There’s a causation/correlation issue with this. Are teams attacking that way because Manly’s right are perceived to be weak there, or at they weak there so teams that attack equally on both sides are getting more success on Manly’s right? From the media box at Shark Park, the latter looked more true than the former.
Manly actually miss the fewest tackles in the NRL, but those that they do miss are concentrated down the right, with Harper and Haumole Olakau’atu, the inside man, topping their list.
The kicking is also a massive issue for Manly, both in defending and starting their attack. It might also provide an insight into where opposition teams think the weakness is.
They kick to Saab’s wing at roughly three times the rate that they kick to the Garrick/Tuipulotu edge, where Saab has produced eight errors this year to a combined three from the other side.
The caveats for Saab are that some of those errors come in attack rather than defence, and that he will have more errors off kicks because he fields far more kicks. But fish where the fish are, right?
The targeting of Saab from a kicking perspective shows that other sides feel he is a weak link. He’s also recipient of a tactic known as ‘caging’, where teams kick to land the ball on a winger with little choice but to catch the ball and immediately be tackled.
He rarely gets to make any momentum from returns and when he does get a run, he invariably gets smashed. His body type is all wrong for yardage carries.
Compare his tall, thin frame with Brian To’o’s low centre of gravity and bustling style and you can get an idea of the varying levels of difficulty for defences.
Saab never really gets going because he struggles to move laterally quickly, a result of his long strides, which present tacklers with an easy target to hit.
The number backs this up. Of players who have played all seven rounds so far, Saab is last in average metres per game and second last in metres per run. He’s made just four tackle breaks from 59 runs so far this year.
It’s clear from the data that Manly are currently carrying Saab, which you can do when you make lots of breaks. When that isn’t happening, it’s hard to see what he adds to the team.
Des Hasler had to tough call made for him in terms of dropping Morgan Harper.
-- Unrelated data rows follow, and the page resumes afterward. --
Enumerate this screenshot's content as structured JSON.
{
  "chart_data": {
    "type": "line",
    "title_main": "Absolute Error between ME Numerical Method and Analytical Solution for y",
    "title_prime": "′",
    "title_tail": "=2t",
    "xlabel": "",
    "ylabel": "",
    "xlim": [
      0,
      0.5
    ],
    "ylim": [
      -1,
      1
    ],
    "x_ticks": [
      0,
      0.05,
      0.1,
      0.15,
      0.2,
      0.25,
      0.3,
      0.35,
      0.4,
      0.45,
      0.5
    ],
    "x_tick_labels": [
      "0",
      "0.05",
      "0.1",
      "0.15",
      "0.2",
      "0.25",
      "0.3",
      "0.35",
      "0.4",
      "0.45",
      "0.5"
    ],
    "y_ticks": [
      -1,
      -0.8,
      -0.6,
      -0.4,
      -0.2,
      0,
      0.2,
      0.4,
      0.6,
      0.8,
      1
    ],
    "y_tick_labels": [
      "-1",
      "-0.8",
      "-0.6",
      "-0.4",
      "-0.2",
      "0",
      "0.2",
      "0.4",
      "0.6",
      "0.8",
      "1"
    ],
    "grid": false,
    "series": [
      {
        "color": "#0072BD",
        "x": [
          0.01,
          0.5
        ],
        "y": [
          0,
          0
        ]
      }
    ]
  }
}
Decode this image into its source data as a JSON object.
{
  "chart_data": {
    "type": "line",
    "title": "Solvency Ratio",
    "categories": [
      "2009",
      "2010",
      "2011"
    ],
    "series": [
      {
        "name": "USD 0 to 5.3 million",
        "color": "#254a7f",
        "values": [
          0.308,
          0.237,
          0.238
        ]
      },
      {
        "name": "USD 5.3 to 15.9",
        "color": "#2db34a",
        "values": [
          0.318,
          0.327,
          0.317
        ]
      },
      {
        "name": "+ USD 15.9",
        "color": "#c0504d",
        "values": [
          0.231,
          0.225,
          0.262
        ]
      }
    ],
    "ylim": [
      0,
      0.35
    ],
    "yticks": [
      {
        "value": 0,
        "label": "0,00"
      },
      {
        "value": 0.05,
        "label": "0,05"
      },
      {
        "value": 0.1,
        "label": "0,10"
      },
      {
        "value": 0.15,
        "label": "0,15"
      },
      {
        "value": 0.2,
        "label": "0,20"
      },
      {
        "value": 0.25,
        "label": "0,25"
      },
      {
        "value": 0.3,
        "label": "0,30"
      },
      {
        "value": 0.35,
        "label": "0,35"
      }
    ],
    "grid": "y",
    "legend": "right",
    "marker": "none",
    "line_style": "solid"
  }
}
His defensive performances, as laid bare by Siosifa Talakai were unsustainable for Manly.
The problem now is that the guy next to him might start to come under the spotlight. It’s not necessarily even Jason Saab himself: he’s a winger with a very specific style, and that style doesn’t exist anymore.
His speed and finishing ability remains, but both are less frequently seen for reasons beyond his control. Conversely, the aspects of his game that were already weak, yardage work and defensive ability, are now laid bare by opponents who can aim up at it with a rule set that empowers them.
Against South Sydney this week, Tolutau Koula will get the spot departed by Harper. If Hasler was to act on Saab, waiting in the wings are Jorge Taufua – who has never averaged under 100m per game across nine years in the NRL – and rookie winger Ray Vaega, who impressed in the trials.
It might be too soon to write off Saab, on the back of an exceptional 2021, but it might also be time to think about what role he can play in this iteration of the NRL. He might just be second coming of Sean Day.